Which is why Feiler dropped basketball this past winter, spent a tad more time swimming and a considerable amount of hours in weight training. Specifically, Feiler has emphasized getting his legs stronger so that his power kicks come off as impossible to equal.

“What I’ve seen this year is him working on his kicking, which did not use to be a strong point for him,” said Boulder coach Curt Colby, adding Feiler will be a big part of the Panthers’ 200 medley relay, too. “When you’re off and streamlining, kicking is just so key. With him getting so serious about his strength training, too, that’s just bumped him up considerably.”

A lot of what he wants to do stems from observing the best swimmers in the world, both live and on television. At 6-foot-4, Feiler has similar length to well-known swimmers Michael Phelps and Ian Thorpe.

Matter of fact, count Feiler as one of the hundreds and maybe thousands of boys swimmers who have studied Phelps’ techniques over the years. However, he’s had other influences.

“I’ve definitely watched countless hours of Michael Phelps, and that’s kind of where I learned to do my (entry dive) when I was like 10,” Feiler said. “You watch these guys in person, though, and you realize just how gargantuanly big they are. I mean they look strong on TV, but when get to see them, they are huge.

“One of the swimmers I’ve watched was Conor Dwyer, and he has more of a body type like mine. He’s even paced, and his endurance is ridiculous. I’ve been striving to be able to follow that, as well.”

Sub-21-second times in the 50 free have been all the more common for Feiler the past couple of months. His 21.02 mark at the Dick Rush Memorial Invitational last month was the fastest in the state until Air Academy’s Hunter Doerr swam a 20.56 last week.

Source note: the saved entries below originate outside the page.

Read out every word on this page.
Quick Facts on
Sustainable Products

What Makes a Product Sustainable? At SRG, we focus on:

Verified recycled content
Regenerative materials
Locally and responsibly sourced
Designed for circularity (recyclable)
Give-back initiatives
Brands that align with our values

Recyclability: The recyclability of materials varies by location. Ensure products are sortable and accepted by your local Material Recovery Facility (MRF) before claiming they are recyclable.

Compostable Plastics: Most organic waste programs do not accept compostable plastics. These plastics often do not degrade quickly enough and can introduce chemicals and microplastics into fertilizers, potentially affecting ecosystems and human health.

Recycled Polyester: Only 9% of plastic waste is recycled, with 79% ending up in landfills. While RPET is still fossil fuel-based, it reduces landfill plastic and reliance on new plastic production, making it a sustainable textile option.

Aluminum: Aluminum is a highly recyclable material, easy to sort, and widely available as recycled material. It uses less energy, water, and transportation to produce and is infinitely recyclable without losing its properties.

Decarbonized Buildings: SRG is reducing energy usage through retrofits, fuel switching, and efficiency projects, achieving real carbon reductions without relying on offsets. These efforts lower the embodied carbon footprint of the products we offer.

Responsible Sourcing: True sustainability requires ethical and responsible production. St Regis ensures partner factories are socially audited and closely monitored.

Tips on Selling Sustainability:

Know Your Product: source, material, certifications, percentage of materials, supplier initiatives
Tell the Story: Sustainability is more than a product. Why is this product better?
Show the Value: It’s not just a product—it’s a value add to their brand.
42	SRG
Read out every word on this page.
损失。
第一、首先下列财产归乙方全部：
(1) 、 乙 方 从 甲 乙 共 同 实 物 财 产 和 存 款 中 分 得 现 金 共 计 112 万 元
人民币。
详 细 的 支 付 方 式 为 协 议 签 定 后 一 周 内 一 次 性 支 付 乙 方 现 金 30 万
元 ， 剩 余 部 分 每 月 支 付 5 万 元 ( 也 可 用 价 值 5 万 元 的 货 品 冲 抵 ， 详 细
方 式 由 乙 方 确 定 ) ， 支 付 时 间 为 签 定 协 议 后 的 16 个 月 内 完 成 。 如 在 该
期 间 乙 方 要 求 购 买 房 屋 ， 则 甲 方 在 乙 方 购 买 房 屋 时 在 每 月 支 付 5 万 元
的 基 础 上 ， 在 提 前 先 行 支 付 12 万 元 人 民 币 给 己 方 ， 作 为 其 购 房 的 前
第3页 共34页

Feiler’s best time so far is 20.67, coming in a club meet in December. However, Feiler said he has only swam the 50 once fully shaved and tapered, and that was also in December. His 100-yard time (45.96, also achieved at the Dick Rush invite) sits second as well.

While Daryl Turner’s state 50 record of 20.11 seconds (from the 2013 5A state meet) seems daunting, Feiler is confident that he can challenge it down the stretch this season.

“I’ve only swam the 50 once in that scenario, and I didn’t have the swim I was hoping for in order to make the next step,” he said. “But I’ve been putting in as much work as I can and lifting a lot, and I think if I have a great meet and everything goes well, it’s a possibility.”

This week will test Feiler’s stamina, as he plans to return from Mesa to swim in the Boulder County Invite on Saturday at the Veterans Memorial Aquatic Center in Thornton. Feiler is looking to hit his Olympic Trials cut in the long-course event, needing just about a tenth of a second to do so.

The BoCo Invite will also give him what he said was a great opportunity for a rested meet in the middle of the season.

Feiler said he feels simply racing more has helped him get better — both in body and in mind.

“Racing a lot helps you get in a rhythm, and it helps you deal with your nerves and dealing with any pressure,” Feiler said. “I think it’s the biggest contributor to what I am doing this spring.”